Thailand's Prime Minister Thaksin Shinawatra will seek informal talks with Southeast Asian nation leaders over alleged biased officiating in the SEA Games.
He questions some of the decisions in favor of the host country, which led to the defeat of Thai taekwondo competitors, including Olympic bronze medallist Yaowapa Burapolchai.
Yaowapa was defeated by Filipina Loraine Lorelie Catalan in her opening bout and World University Games gold medallist Patiwat Thongsalap was pipped by Filipino Donald David Geisler in the lightweight final.
He expressed doubts over the fairness of results at the SEA Games, as the host nation the Philippines is winning far more medals than the other competitors.
"We may need to talk to straighten out the fact that it would not be good for things to continue as they are," he said yesterday, without elaborating, or referring to any particular sporting events or decisions by referees.
"The primary objective of the Games is to encourage a spirit of fair play and to develop ourselves athletically - not just to win medals," Thaksin said.

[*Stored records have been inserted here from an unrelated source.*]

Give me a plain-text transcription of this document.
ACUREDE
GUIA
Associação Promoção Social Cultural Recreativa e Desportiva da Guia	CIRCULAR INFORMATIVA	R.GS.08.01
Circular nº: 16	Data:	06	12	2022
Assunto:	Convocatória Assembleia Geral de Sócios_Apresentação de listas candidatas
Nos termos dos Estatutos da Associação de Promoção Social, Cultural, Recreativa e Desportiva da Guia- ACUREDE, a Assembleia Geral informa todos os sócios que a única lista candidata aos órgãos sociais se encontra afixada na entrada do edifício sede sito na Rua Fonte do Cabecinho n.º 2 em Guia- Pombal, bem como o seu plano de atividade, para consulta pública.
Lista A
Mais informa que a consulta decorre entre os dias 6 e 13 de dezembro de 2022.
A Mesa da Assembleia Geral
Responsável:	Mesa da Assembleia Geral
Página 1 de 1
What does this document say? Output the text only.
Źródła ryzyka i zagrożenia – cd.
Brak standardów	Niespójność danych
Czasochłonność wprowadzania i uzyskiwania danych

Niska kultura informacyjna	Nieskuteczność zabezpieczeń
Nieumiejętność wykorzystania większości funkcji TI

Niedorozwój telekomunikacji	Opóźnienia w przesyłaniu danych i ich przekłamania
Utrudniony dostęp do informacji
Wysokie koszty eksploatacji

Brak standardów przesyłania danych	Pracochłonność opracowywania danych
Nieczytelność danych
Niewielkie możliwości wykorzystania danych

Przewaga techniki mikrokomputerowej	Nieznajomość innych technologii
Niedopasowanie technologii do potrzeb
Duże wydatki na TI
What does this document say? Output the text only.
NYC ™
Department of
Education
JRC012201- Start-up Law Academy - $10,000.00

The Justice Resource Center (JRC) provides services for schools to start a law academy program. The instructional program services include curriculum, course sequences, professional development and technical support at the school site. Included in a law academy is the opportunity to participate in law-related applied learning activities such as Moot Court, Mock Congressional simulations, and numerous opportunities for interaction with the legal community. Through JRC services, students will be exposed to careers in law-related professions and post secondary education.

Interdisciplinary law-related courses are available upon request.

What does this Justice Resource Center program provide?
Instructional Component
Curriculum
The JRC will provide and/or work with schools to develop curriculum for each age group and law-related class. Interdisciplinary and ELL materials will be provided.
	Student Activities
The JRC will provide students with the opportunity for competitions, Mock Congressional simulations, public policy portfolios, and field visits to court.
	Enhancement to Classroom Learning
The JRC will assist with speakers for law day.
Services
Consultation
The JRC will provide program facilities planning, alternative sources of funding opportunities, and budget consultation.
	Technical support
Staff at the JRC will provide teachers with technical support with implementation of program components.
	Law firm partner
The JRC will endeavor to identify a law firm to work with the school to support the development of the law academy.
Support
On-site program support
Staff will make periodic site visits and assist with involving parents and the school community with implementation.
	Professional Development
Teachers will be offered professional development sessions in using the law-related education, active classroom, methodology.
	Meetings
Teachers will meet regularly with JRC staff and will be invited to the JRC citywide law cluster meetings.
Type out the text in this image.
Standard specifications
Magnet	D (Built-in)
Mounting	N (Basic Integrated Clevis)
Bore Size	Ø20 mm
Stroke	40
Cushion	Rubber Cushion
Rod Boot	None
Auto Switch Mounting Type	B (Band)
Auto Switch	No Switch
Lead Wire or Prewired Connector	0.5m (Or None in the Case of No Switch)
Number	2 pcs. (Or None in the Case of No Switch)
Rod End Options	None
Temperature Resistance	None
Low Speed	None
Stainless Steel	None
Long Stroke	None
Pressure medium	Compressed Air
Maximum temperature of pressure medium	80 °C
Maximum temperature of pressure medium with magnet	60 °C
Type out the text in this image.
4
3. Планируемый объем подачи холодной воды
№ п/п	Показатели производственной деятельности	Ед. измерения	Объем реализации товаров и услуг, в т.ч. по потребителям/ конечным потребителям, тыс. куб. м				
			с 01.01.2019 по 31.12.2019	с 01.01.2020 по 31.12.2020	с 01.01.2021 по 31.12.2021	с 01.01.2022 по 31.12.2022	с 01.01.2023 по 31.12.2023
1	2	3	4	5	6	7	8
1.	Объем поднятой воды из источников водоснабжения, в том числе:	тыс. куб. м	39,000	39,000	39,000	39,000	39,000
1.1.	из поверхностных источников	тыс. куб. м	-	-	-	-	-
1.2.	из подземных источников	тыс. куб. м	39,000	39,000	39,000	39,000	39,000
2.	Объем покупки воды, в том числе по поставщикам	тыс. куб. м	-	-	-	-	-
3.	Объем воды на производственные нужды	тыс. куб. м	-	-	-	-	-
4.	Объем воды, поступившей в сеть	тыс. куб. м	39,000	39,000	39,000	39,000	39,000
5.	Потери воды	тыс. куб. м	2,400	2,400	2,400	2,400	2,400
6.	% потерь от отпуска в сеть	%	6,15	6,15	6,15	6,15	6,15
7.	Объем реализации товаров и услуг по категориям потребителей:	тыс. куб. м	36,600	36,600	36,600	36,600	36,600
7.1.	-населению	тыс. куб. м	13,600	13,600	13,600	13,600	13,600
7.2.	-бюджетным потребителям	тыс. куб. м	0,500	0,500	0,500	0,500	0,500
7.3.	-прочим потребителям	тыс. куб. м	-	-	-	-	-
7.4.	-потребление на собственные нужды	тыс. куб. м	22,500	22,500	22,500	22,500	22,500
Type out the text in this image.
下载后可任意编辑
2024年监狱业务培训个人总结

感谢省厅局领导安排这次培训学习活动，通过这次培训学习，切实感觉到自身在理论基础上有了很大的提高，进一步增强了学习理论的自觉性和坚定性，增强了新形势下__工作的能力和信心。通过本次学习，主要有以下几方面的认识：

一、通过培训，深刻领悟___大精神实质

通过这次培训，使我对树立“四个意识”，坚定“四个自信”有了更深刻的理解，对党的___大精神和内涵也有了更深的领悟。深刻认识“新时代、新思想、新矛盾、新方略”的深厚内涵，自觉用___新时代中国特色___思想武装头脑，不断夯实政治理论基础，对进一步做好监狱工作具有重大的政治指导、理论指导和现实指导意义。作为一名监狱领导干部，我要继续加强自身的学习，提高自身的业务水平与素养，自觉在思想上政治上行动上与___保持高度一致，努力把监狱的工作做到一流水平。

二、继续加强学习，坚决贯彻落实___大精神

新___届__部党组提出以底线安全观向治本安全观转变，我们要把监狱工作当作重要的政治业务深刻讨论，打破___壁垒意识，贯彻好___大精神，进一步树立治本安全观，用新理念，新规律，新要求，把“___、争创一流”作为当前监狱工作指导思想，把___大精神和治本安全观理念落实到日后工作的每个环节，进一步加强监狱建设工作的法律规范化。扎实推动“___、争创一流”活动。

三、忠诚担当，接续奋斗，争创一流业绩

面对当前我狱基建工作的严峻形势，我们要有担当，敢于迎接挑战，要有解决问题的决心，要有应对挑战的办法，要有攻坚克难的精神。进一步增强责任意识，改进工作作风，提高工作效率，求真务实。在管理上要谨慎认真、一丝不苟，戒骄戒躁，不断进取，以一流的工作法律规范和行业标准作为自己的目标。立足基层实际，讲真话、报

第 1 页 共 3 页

"Watching a number of the events has made me question how things have turned out. But I don't know what to say. The SEA Games will no longer be popular or commonly accepted if it continues in this way," he said, alluding to the fact that decisions in some events have favored local athletes.
The host of the games, the Philippines, has so far won an unusually high number of medals at the 23rd SEA Games - 57 in total, including 29 golds. In previous SEA Games it was not among the top three competitors.
Vietnam and Thailand have won the second and third highest number of medals, with 48 and 42, respectively.
Although Thaksin did not accuse the Philippines of cheating, there has been some controversy over the host country benefiting from preferential treatment from the games' judges.
The PM said it was unlikely Thailand would lodge any official complaints about the results.
However, the issue might be raised on the sidelines of next week's ASEAN summit in Malaysia, due to worries that the desire to win at any cost has overcome the spirit of fair play that the SEA Games was meant to foster.
The premier said he was ready to welcome all the Thai athletes on their return home. "I will tell them not to be discouraged, whatever the results," he added.
However, Eric Buhain, Philippine ambassador to the SEA Games, told media that Thaksin should not question the Philippine performance.
"Measurable sports like running, swimming, fencing and water polo can't be rigged as he insinuated," he said.